Hi! Let’s p_i is the i-th prime number. Consider two cases: 1. n is more or equal to p_6. Then let’s consider set {p_1p_2p_3, p_1p_4p_5, p_2p_4p_6, p_3p_5p_6}. It’s easy to see that gcd of any two numbers from this set is equal to p_i, but product of remaining two isn’t divisible by p_i. Therefore, if n is more than 12 (p_6=13), then there exist not “good” set. 2. n is less than p_6 Let’ s prove that then all sets are good. Suppose that {a,b,c,d} is the bad set. Then any two numbers of this set both are divisible by prime number, but remaining two aren’t divisible by this prime. Since there are C_4^2=6 pairs, product of a,b,c,d is divisible by six distinct primes. So, 12! is divisible by six distinct primes and it’s not true, because 12 is less than p_6 (?!). Hence, the greatest such n is 12.

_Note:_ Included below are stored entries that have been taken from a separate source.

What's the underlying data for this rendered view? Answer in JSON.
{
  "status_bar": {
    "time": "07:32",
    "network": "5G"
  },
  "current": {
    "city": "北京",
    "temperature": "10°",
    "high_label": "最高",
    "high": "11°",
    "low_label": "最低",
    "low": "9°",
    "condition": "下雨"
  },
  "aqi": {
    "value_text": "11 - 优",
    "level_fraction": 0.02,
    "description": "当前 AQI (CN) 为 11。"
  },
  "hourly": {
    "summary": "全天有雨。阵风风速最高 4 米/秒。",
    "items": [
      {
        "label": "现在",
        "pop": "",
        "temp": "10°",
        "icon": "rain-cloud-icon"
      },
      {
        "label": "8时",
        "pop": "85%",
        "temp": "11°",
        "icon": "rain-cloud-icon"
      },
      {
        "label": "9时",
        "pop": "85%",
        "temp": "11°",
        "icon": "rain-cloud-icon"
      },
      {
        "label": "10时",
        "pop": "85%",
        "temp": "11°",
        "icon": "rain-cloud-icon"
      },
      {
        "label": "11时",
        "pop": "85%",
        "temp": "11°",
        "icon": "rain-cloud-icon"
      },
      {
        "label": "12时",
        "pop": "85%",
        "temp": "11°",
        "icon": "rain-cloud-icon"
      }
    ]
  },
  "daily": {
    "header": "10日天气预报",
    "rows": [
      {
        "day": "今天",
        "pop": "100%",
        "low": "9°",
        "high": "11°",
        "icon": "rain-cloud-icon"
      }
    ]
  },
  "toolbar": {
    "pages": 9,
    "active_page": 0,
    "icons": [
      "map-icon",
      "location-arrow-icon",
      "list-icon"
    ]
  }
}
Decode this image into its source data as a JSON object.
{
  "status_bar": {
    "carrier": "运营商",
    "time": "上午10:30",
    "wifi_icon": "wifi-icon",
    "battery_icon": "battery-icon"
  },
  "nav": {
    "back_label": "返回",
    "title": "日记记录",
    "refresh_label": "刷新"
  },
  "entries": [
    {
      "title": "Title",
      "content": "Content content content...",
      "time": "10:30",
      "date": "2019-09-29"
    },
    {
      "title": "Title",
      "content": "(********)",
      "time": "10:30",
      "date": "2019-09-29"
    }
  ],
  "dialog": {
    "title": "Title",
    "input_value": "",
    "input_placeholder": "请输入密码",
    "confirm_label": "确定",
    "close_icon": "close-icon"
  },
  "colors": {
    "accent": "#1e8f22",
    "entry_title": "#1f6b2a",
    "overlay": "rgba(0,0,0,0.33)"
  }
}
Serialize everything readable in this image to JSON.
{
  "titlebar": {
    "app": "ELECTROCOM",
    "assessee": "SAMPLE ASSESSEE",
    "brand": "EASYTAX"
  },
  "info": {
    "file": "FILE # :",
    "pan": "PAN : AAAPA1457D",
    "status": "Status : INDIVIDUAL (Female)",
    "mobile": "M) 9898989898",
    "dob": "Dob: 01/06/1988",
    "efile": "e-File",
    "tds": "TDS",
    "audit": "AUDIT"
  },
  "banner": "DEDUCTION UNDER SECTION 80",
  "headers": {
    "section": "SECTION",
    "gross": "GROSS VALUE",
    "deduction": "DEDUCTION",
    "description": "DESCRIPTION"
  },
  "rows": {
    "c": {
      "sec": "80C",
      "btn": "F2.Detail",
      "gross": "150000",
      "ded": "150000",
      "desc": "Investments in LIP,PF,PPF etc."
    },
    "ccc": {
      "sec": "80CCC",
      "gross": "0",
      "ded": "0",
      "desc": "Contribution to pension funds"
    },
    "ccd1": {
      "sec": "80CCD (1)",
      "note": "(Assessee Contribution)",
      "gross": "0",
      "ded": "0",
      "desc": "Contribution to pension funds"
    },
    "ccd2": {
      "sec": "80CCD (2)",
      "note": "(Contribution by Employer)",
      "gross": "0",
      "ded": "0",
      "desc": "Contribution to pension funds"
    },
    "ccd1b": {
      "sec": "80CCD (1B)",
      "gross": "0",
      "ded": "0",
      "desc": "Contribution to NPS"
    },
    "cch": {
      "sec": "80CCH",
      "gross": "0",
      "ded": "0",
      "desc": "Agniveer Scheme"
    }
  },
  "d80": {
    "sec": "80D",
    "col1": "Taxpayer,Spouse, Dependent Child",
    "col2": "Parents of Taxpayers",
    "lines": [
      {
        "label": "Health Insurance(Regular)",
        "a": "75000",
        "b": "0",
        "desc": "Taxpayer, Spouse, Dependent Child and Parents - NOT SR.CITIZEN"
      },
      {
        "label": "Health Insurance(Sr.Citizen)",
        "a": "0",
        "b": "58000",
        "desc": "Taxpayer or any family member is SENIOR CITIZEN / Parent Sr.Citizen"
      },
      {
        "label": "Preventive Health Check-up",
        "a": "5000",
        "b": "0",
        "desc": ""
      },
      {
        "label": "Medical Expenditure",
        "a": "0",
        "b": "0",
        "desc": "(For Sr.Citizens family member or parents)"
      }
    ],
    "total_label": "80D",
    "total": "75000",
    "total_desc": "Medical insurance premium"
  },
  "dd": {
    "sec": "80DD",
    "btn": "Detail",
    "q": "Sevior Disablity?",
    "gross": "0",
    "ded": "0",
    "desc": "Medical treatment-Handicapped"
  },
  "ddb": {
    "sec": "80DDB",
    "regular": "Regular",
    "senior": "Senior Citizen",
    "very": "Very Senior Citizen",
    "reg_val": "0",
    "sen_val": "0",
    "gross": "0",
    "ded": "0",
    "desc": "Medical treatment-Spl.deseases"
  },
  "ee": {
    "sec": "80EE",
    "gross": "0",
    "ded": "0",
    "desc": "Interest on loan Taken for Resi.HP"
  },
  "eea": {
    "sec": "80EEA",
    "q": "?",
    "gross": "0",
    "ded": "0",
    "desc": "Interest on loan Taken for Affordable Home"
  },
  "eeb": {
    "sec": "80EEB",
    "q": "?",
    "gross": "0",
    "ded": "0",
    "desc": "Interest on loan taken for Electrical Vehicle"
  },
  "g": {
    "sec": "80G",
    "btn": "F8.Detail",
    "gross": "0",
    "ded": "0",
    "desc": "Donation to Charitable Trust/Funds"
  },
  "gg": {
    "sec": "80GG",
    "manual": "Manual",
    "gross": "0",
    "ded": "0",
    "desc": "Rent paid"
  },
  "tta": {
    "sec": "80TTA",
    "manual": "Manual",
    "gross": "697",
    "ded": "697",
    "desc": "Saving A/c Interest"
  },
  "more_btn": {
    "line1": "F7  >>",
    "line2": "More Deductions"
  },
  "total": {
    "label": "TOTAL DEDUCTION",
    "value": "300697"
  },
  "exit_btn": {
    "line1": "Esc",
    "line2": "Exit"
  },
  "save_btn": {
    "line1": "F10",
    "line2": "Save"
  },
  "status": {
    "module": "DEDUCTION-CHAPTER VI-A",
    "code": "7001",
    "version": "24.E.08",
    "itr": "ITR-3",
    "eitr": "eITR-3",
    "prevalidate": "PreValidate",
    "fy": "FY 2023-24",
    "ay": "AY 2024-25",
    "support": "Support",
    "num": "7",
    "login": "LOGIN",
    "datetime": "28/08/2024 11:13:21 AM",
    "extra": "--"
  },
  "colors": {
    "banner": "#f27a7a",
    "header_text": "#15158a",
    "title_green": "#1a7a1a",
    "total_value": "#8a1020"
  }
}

pixi wrote: Hi! Let’s p_i is the i-th prime number. Consider two cases: 1. n is more or equal to p_6. Then let’s consider set {p_1p_2p_3, p_1p_4p_5, p_2p_4p_6, p_3p_5p_6}. It’s easy to see that gcd of any two numbers from this set is equal to p_i, but product of remaining two isn’t divisible by p_i. Therefore, if n is more than 12 (p_6=13), then there exist not “good” set. 2. n is less than p_6 Let’ s prove that then all sets are good. Suppose that {a,b,c,d} is the bad set. Then any two numbers of this set both are divisible by prime number, but remaining two aren’t divisible by this prime. Since there are C_4^2=6 pairs, product of a,b,c,d is divisible by six distinct primes. So, 12! is divisible by six distinct primes and it’s not true, because 12 is less than p_6 (?!). Hence, the greatest such n is 12. Your sets for part 1 work but that doesn't imply $n\le 12$, that implies $n\le max\{p_ip_jp_k\}-1$. @below No, that does not mean $n\le 12$. Check again your procedure. I know that $12$ is not the answer since I solved it and I saw the official solution and it is the same answer as me. I dare you to find a bad set containing $13$. There are no such sets.

In the part one I proved that if n satisfies, then there don’t exist six distinct primes less or equal to n. That is, n is less than 13.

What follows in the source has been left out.